[proposal] Spike: Resolving Definition FQNs with a ORM-like rules engine
Background
Since starting phase 1 of the Knowledge Graph project, we've already built 4 parsers (Ruby, JS, Python, Kotlin) that more or less, use the same pattern to resolve FQNs - but go about it via different implementation details.
As the One Parser project matures, and more languages are supported, a lot of code will end up duplicated for no good reason: increasing the probability of error(s), performance and best practices will drift between implementations, and a lot of subtle details will be created for future package maintainers to sift through.
Given the tree structure of ASTs, the correct way to construct FQNs is via DFS. You visit a particular node in the tree, like class A { function b(){} }
, create a new scope on class A
, and then visit all that scope's children function b(){}
, before terminating the parent scope. You'd end up with two FQN's in this case file.A
, and file.A.b
.
The logic for traversal is language-agnostic, and the rules for deciding whether or not a node in the tree creates a new scope either requires looking at the current node e.g class_definition
-> class A {}
, or at an ancestor node const foo = () => {}
-> parent_of("arrow_function") == "variable_declarator"
. These rules require language-specific inputs, but are themselves language-agnostic, as their "language" is the language of tree traversal.
Proposal
A DSL-like developer experience that substantially reduces the time it takes to resolve FQNs for Definitions by abstracting away most tree-traversal details, and leaving the core question of "Does this node create a new scope?" to a set of rules in a rule engine that always resolves to True
or False
.
For any given language, there would be two steps necessary to implement this experience:
- A corpus of scope creating node kinds e.g {
class_definition
,arrow_function
, ...} - A list of rules, e.g
ScopeRule[]
In addition, there would be some "hidden" assumptions baked into the execution of list of scope rules:
- If the list of scope rules is empty, then by default, any node kind in the corpus automatically creates a new scope.
- If a node kind is in the corpus, but doesn't have a corresponding
ScopeRule
, it will automatically create a scope. - If a scope rule deeper in the rules list contradicts another, e.g
rules[0]
is contradicted byrules[5]
because they both apply a rule toarrow_function
, thenrules[5]
automatically takes precedence. - If a rule evaluates to
True
, then a "name extraction" callback will be automatically applied to yield thename
portion of for thatFQNPart
. - If a rule evaluates to
True
, then a "range extraction" callback will be automatically applied to yield theRange
portion for thatFQNPart
. This is important in edge cases like including the decorator line in a function FQN for languages like Python.

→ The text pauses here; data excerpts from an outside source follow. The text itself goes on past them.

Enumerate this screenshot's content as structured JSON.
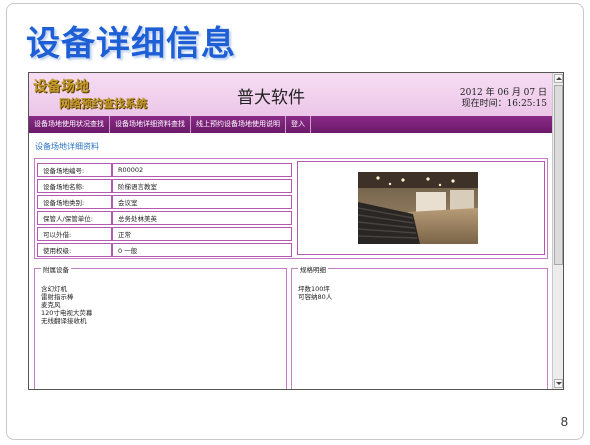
{
  "slide": {
    "title": "设备详细信息",
    "page_number": "8"
  },
  "app": {
    "logo_line1": "设备场地",
    "logo_line2": "网络预约查找系统",
    "company": "普大软件",
    "date_text": "2012 年 06 月 07 日",
    "time_text": "现在时间：16:25:15"
  },
  "nav": {
    "items": [
      {
        "label": "设备场地使用状况查找"
      },
      {
        "label": "设备场地详细资料查找"
      },
      {
        "label": "线上预约设备场地使用说明"
      },
      {
        "label": "登入"
      }
    ]
  },
  "detail": {
    "section_title": "设备场地详细资料",
    "rows": [
      {
        "label": "设备场地编号:",
        "value": "R00002"
      },
      {
        "label": "设备场地名称:",
        "value": "阶梯语言教室"
      },
      {
        "label": "设备场地类别:",
        "value": "会议室"
      },
      {
        "label": "保管人/保管单位:",
        "value": "总务处林美英"
      },
      {
        "label": "可以外借:",
        "value": "正常"
      },
      {
        "label": "使用权级:",
        "value": "0  一般"
      }
    ],
    "photo_icon": "lecture-hall-photo"
  },
  "equipment": {
    "legend": "附属设备",
    "items": [
      "含幻灯机",
      "雷射指示棒",
      "麦克风",
      "120寸电视大荧幕",
      "无线翻译接收机"
    ]
  },
  "spec": {
    "legend": "规格明细",
    "items": [
      "坪数100坪",
      "可容纳80人"
    ]
  }
}
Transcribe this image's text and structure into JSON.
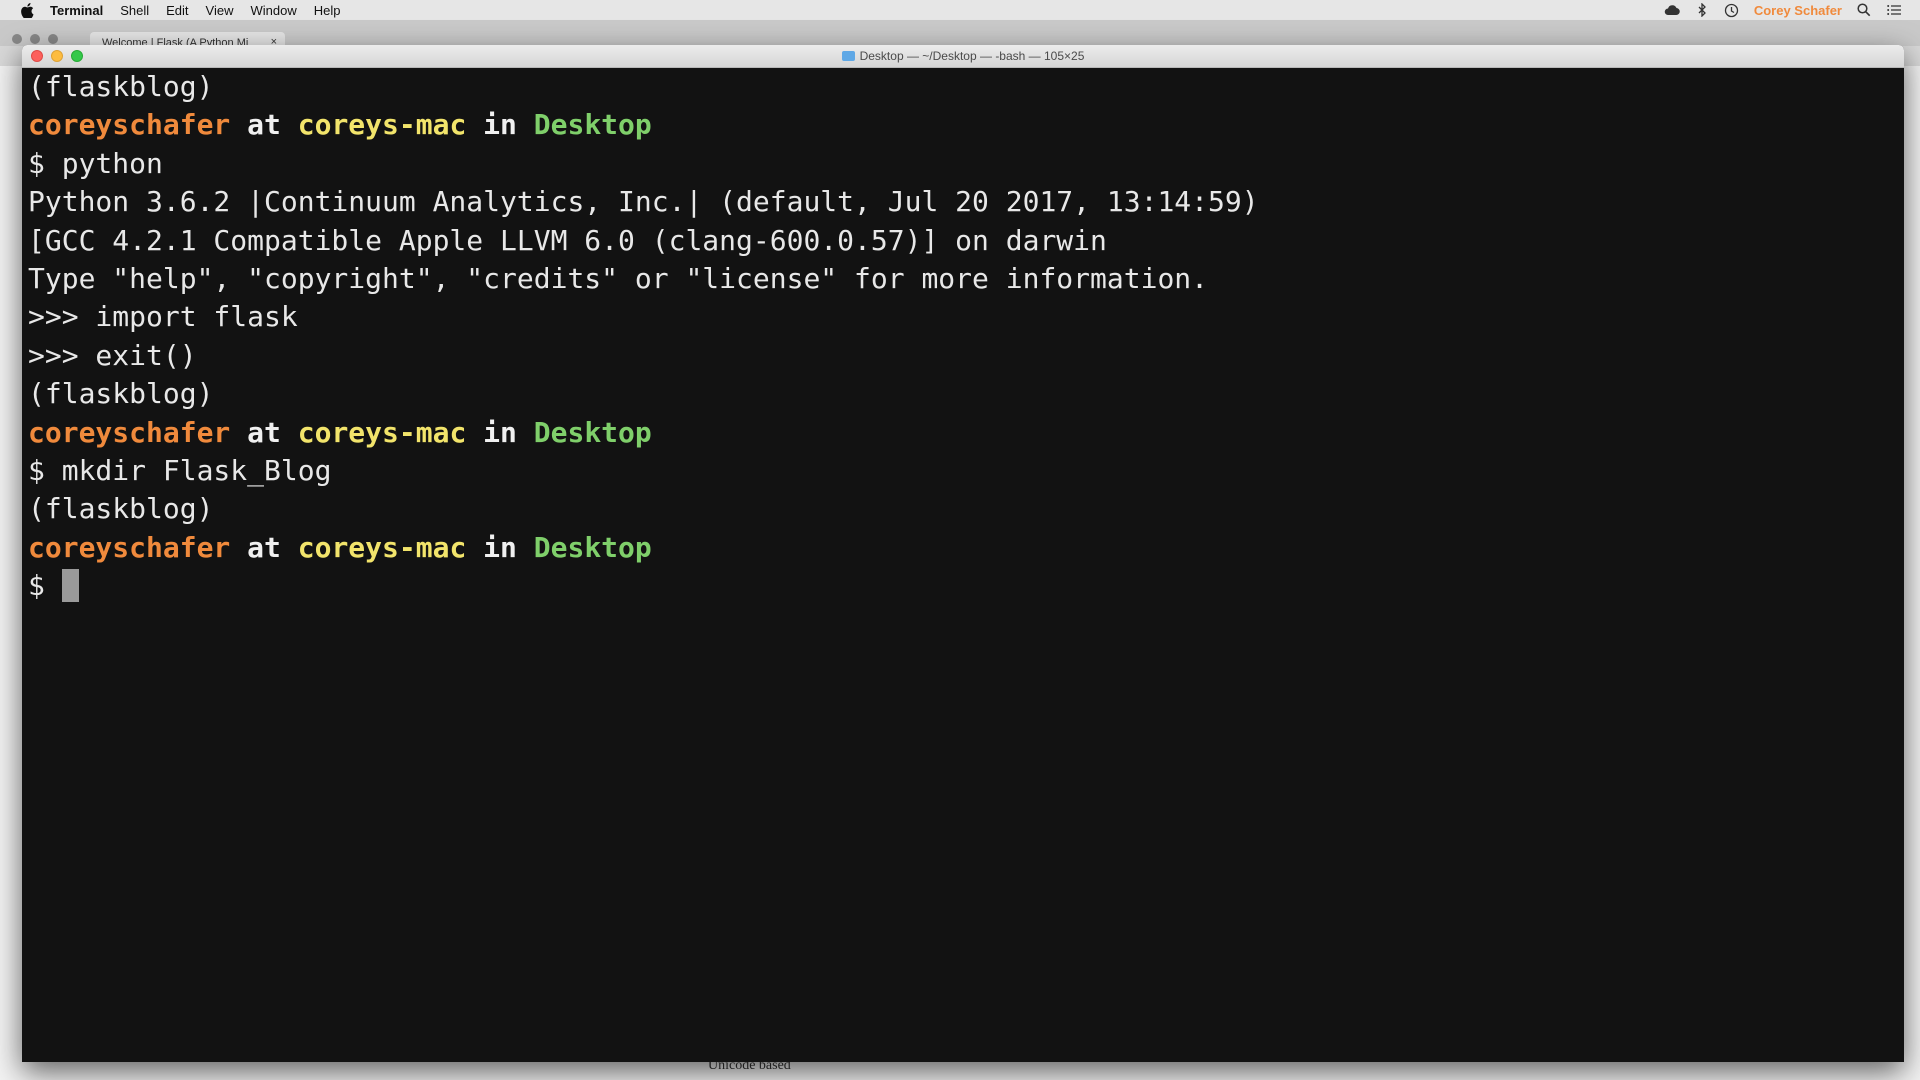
{
  "menubar": {
    "app_name": "Terminal",
    "items": [
      "Shell",
      "Edit",
      "View",
      "Window",
      "Help"
    ],
    "user_name": "Corey Schafer",
    "status_icons": [
      "creative-cloud-icon",
      "bluetooth-icon",
      "time-machine-icon",
      "spotlight-icon",
      "notification-center-icon"
    ]
  },
  "browser": {
    "tab_title": "Welcome | Flask (A Python Mi",
    "tab_close": "×",
    "bottom_text": "Unicode based"
  },
  "terminal": {
    "title": "Desktop — ~/Desktop — -bash — 105×25",
    "lines": [
      {
        "type": "text",
        "text": "(flaskblog)"
      },
      {
        "type": "prompt",
        "user": "coreyschafer",
        "at": " at ",
        "host": "coreys-mac",
        "in": " in ",
        "dir": "Desktop"
      },
      {
        "type": "text",
        "text": "$ python"
      },
      {
        "type": "text",
        "text": "Python 3.6.2 |Continuum Analytics, Inc.| (default, Jul 20 2017, 13:14:59)"
      },
      {
        "type": "text",
        "text": "[GCC 4.2.1 Compatible Apple LLVM 6.0 (clang-600.0.57)] on darwin"
      },
      {
        "type": "text",
        "text": "Type \"help\", \"copyright\", \"credits\" or \"license\" for more information."
      },
      {
        "type": "text",
        "text": ">>> import flask"
      },
      {
        "type": "text",
        "text": ">>> exit()"
      },
      {
        "type": "text",
        "text": "(flaskblog)"
      },
      {
        "type": "prompt",
        "user": "coreyschafer",
        "at": " at ",
        "host": "coreys-mac",
        "in": " in ",
        "dir": "Desktop"
      },
      {
        "type": "text",
        "text": "$ mkdir Flask_Blog"
      },
      {
        "type": "text",
        "text": "(flaskblog)"
      },
      {
        "type": "prompt",
        "user": "coreyschafer",
        "at": " at ",
        "host": "coreys-mac",
        "in": " in ",
        "dir": "Desktop"
      },
      {
        "type": "input",
        "text": "$ "
      }
    ]
  },
  "colors": {
    "user": "#f08a3c",
    "host": "#f2e46b",
    "dir": "#7fcf6a",
    "text": "#e8e8e8",
    "background": "#121212"
  }
}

For each scope rule the interior logic would look something like this:
Simple example:
ScopeRule {
predicate: Box::new(
any(vec!["class_declaration", "method_definition", "function_declaration", "generator_function_declaration"])
),
// name_extractor doesn't need to be included (applied by default)
// range_extractor doesn't need to be included (applied by default)
}
More advanced example:
ScopeRule {
predicate: Box::new(
any(vec!["class", "arrow_function", "function_expression", "generator_function"])
.and(parent_field_any(vec![
("variable_declarator", "name"),
("field_definition", "property"),
]))
),
name_extractor: Box::new(
extract_from_parent_fields(vec![
("variable_declarator", "name"),
("field_definition", "property"),
])
),
}
These two examples cover 100% of the test cases for the merged JS definitions parser. In fact, you wouldn't even need the simple example at all, because by default, node kinds in the corpus will create new scopes.
Implications
When considering the future of the One Parser project - our team has already discussed unifying the "boring stuff" like YAML loading, etc for language-specific parser config, and I believe this is the final step in the direction that makes new language implementations a single file.
As discussed earlier in the issue, the vast majority of scoping cases will be covered by the logical progression of:
- Evaluate a predicate, and determine whether or not a new scope should be created.
- If a new scope is created, extract the
name
for theFQNPart
. - If a new scope is created, extract the
Range
for theFQNPart
.
All 3 parts are configurable, and for the 2) and 3) - you'd be able to set a default "evaluation" to cover simple name and range assignments by default.
There are, of course, lingering questions (in no particular order) about:
- Performance
- Expanding to other FQN flavors like Imports
- Removing the current
DefinitionExtractor
pattern in favor of theScopeRule[]
pattern -
Removing
ast-grep
all together - The "right" standard library (helpers like
parent_field_any
,extract_from_parent_fields
, etc) - Any edge cases where this fails, so we can iterate on the spec
- Usage of this design pattern in the linking phase of the KG Indexer
Next Steps
I'd like to collect some feedback on this, but I'm going to whip up a very crude exploratory MR for this shortly. We'll quickly know it's a good pattern if we can replace multiple definition parsers in one go with this engine.